The church of Agia Aikaterini (Fitefkias), Kritou Tera

His family house still exists, whilst the church of Chryseleousa, built by Kornesios at the beginning of the 19th century, is currently the parish church of the community. In Kritou Tera is preserved the first casino of Cyprus, a two-storeyed building with an arch, now declared an ancient monument. The casino was a coffee-shop with gambling as its principal activity. Dancers from abroad, particularly from Smyrni and Adana entertained the players. The few paintings preserved, most probably belong to the last century. North east of Kritou Tera stands the church of Agia Aikaterini (Fitefkias), a pole of attraction for many visitors. It is a three-aisled, Franco-Byzantine church, with a dome on the central aisle. The arches separating the aisle stand on bulky bases. Originally the church was painted throughout particularly in the interior. Currently, only some traces of the original mural paintings are preserved. The traditional fountain with six outlets and the relics of some old water mills are some additional sites of interest in Kritou. As from 1995 an Environmental

Studies Center functions at the village. Tera, North and close to Kritou Tera, lies the deserted Turkish Cypriot settlement of Tera. It is remarkable that in the environs of Tera, a milestone of the Roman road connecting Pafos to Mario (Polis) was found.

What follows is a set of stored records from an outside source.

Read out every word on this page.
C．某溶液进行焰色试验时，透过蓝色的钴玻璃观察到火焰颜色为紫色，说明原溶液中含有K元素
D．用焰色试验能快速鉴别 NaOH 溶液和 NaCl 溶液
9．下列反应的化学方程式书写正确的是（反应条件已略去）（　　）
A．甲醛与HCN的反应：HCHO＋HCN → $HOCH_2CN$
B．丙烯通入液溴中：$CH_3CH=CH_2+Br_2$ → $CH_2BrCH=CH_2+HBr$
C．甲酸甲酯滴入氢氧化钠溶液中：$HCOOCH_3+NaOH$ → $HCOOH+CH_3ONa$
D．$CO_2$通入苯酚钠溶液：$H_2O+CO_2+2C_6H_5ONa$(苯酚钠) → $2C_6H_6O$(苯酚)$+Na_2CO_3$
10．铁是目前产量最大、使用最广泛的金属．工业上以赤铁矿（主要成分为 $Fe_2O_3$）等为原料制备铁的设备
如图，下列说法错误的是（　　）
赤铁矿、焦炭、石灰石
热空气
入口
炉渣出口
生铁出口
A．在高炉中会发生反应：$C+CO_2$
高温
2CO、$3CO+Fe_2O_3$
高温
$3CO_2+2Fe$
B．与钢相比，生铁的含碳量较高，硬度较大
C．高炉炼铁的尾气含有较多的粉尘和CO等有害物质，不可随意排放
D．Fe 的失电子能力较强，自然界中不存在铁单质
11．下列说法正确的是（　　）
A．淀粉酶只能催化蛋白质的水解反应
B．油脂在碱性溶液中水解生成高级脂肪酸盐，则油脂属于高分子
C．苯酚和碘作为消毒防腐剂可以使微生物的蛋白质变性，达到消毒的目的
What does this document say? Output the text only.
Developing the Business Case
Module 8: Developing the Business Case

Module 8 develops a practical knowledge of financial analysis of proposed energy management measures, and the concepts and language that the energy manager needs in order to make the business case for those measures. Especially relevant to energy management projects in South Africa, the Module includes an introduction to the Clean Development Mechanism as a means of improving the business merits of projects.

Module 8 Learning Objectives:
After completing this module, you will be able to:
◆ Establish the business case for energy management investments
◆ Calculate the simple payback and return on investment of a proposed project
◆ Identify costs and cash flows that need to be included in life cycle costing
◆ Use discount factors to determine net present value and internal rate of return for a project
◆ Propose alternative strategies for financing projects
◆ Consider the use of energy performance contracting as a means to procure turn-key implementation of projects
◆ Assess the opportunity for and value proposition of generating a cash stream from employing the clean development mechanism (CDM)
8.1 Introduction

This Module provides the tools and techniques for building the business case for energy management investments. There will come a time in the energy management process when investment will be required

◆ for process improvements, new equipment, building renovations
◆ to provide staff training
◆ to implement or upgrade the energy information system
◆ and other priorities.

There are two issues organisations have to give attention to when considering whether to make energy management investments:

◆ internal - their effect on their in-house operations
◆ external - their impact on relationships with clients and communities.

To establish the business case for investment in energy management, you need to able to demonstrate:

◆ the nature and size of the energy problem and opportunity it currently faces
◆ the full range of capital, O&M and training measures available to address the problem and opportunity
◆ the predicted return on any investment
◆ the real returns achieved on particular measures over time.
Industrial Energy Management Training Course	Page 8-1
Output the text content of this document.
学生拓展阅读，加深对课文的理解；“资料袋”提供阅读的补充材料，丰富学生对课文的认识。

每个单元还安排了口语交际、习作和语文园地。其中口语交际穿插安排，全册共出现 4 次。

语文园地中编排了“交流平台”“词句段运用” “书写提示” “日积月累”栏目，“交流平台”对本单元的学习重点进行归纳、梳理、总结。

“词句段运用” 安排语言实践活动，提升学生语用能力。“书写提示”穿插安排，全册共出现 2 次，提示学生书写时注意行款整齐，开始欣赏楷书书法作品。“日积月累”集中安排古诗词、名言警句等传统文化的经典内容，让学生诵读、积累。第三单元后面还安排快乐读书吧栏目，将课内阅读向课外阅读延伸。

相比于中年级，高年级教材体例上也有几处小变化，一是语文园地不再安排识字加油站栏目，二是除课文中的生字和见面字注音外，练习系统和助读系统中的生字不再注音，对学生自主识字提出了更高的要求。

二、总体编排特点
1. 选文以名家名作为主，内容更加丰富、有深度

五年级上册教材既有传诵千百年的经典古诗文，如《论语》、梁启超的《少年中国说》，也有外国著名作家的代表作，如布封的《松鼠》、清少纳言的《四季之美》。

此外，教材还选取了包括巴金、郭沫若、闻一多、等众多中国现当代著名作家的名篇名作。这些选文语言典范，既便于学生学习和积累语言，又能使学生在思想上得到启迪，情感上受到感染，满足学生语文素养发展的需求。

Pittokopos. A few inhabitants from nearby settlements, set up the hamlet of Pittokopos, lying off the Drouseia-Fasli road, currently almost abandoned. Fasli, north-west of Drouseia, is an abandoned settlement. Androlikou. The radial morphology of the settlement is almost unique in Cyprus. From the center of the village, where the mosque stands, six streets radiate to all directions. As Gunnis writes, the mosque “is built on the site of the church of St Andronikos”.